Sharing Steve :: New Stuff
Tuesday, October 25, 2005
 

Ray is sleazy, per review


Newhouse News Service
October 19, 2005 Wednesday
ENTERTAINMENT
Film review;
A Muted Steve Martin in Story of May-December Romance
By LISA ROSE; Lisa Rose is a staff writer for The Star-Ledger of Newark, N.J. She can be contacted at lrose(at)starledger.com.

In his recent efforts, Steve Martin has allowed himself to be upstaged by his co-stars.

The children of "Cheaper by the Dozen" earned the biggest laughs, while Queen Latifah and Eugene Levy dominated "Bringing Down the House." The best scenes in "Bowfinger" featured Eddie Murphy in dual roles.

Once a wild and crazy, arrow-accessorized comedian, Martin has mellowed into straight man, ceding the spotlight to younger performers.

Although "Shopgirl" is unlike anything the writer-actor has made of late, it again features him in down-tuned mode. Claire Danes, playing the title sales clerk, owns the film with her intelligent, luminous portrayal. After a series of middling pictures, she finally delivers on the promise of "My So Called Life."

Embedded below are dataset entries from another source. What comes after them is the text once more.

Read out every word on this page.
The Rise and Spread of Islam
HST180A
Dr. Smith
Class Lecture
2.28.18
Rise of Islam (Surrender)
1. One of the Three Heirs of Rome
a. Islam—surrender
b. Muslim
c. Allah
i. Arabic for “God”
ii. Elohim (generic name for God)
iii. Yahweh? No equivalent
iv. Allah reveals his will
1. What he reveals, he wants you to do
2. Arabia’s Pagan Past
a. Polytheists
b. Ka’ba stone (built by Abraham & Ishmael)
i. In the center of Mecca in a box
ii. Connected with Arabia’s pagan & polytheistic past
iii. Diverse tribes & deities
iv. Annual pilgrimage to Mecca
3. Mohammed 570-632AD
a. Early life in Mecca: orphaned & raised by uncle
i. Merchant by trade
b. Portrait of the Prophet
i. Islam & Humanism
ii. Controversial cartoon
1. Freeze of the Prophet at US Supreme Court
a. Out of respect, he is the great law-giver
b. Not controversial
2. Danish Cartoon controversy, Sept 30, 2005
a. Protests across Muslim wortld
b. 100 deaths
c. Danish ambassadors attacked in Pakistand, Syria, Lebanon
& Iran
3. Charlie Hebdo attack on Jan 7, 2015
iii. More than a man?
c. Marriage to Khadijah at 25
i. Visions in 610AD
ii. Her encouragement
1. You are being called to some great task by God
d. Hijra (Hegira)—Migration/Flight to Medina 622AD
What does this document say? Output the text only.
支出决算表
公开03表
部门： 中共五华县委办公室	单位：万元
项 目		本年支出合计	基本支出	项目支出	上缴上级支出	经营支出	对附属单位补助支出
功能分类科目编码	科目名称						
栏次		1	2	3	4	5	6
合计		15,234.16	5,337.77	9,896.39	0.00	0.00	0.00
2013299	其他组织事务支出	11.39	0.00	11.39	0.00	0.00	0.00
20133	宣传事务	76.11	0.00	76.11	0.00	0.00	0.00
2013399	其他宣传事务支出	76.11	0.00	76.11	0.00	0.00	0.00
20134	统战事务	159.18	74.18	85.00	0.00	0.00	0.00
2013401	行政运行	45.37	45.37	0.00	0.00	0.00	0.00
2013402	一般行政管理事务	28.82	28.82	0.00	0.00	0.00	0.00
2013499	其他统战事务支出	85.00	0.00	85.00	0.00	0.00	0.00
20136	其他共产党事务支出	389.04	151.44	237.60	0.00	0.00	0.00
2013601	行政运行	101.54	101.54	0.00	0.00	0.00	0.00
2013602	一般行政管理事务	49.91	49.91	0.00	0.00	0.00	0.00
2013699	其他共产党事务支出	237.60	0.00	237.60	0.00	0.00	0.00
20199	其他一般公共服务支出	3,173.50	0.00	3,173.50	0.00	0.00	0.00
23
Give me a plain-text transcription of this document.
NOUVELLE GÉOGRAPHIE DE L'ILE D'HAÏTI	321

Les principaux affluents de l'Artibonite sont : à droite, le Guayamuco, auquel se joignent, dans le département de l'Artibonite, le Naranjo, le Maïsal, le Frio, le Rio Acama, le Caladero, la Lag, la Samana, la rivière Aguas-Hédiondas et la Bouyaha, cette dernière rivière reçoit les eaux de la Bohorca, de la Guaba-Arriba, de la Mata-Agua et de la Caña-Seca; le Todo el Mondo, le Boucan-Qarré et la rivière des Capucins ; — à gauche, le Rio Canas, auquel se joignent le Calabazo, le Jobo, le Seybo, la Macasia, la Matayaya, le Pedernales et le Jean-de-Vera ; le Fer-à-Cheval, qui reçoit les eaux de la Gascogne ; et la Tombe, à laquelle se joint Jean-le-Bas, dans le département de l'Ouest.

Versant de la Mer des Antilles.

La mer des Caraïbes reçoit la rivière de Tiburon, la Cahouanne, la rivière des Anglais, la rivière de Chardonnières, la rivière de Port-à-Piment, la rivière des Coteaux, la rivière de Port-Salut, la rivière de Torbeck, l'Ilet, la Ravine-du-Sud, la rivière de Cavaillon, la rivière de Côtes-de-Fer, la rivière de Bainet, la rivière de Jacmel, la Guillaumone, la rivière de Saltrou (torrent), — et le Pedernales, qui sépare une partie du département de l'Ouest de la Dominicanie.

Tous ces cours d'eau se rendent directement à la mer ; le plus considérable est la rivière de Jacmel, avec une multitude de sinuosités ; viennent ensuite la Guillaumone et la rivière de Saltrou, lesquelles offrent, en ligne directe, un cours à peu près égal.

Danes' performance is a grace note in a movie that is otherwise misguided. The adaptation of Martin's bestselling novella lacks the flow and depth of its source material.

Penning the screenplay, Martin had his work cut out for him. With its meditative nature, the book doesn't easily lend itself to Hollywood plotting.

Martin pads the picture with extra narrative, while his voiceover commentary belabors obvious points and creates an air of pretense. Director Anand Tucker ("Hilary and Jackie") coaxes good work from his lead actress but falters in the areas of structure and pacing.

"Shopgirl" is more a sullen mood piece than a laugh-oriented romantic comedy. In his performance, Martin takes a melancholy cue from fellow "Saturday Night Live" alumnus Bill Murray. He's so low-key, his character seems a bit dull, less a lost soul than a one-note depressive.

Ray Porter (Martin) is a wealthy logician who must have hired a shrewd divorce lawyer. He slumps around his sprawling vacation home in the Hollywood Hills and gazes wistfully out private plane windows.

Mirabelle (Danes) also suffers from a mood disorder but at least she tries to channel her gloom into creative endeavors. A struggling artist who makes rent selling gloves at Saks Fifth Avenue in Beverly Hills, Mirabelle leads a lonely life of long, dull work days and evenings at home with her reclusive cat.

Before she encounters Ray, she crosses paths with Jeremy (Jason Schwartzman), a slacker with poor social skills and worse grooming habits. During their first night out together, he asks if they can split the cost of movie tickets, and then borrows $2 on top of that.

After one more unspectacular date, Jeremy leaves town, hitting the road as a tech with the band Hot Tears (the lead vocalist is portrayed by cult singer-songwriter Mark Kozelek). This is no great tragedy to Mirabelle, who soon meets Ray. He visits the shop for a pair of gloves and she finds his purchase gift-wrapped on her doorstep with an invitation to dinner.

Ray is the opposite of Jeremy, debonair and worldly, but he is not emotionally available. He tells Mirabelle that he doesn't want a committed relationship and she naively accepts his terms. Meanwhile, on the tour bus, Jeremy starts listening to self-help tapes, his rock 'n' roll road trip turning into, ironically, a journey of personal growth.

Ray is callous and unfaithful to Mirabelle over the course of their romance. Ultimately, he is the tragic character, however. She blossoms while he remains in a rut, incapable of investing enough of himself in a relationship to sustain it over time. The book expresses this idea far more elegantly than the film.

Even if Ray seems destined to die alone, he isn't someone you'll feel sorry for. He's too rich, too aloof and too sleazy to stir much sympathy. Only aging entertainment moguls might identify with his plight.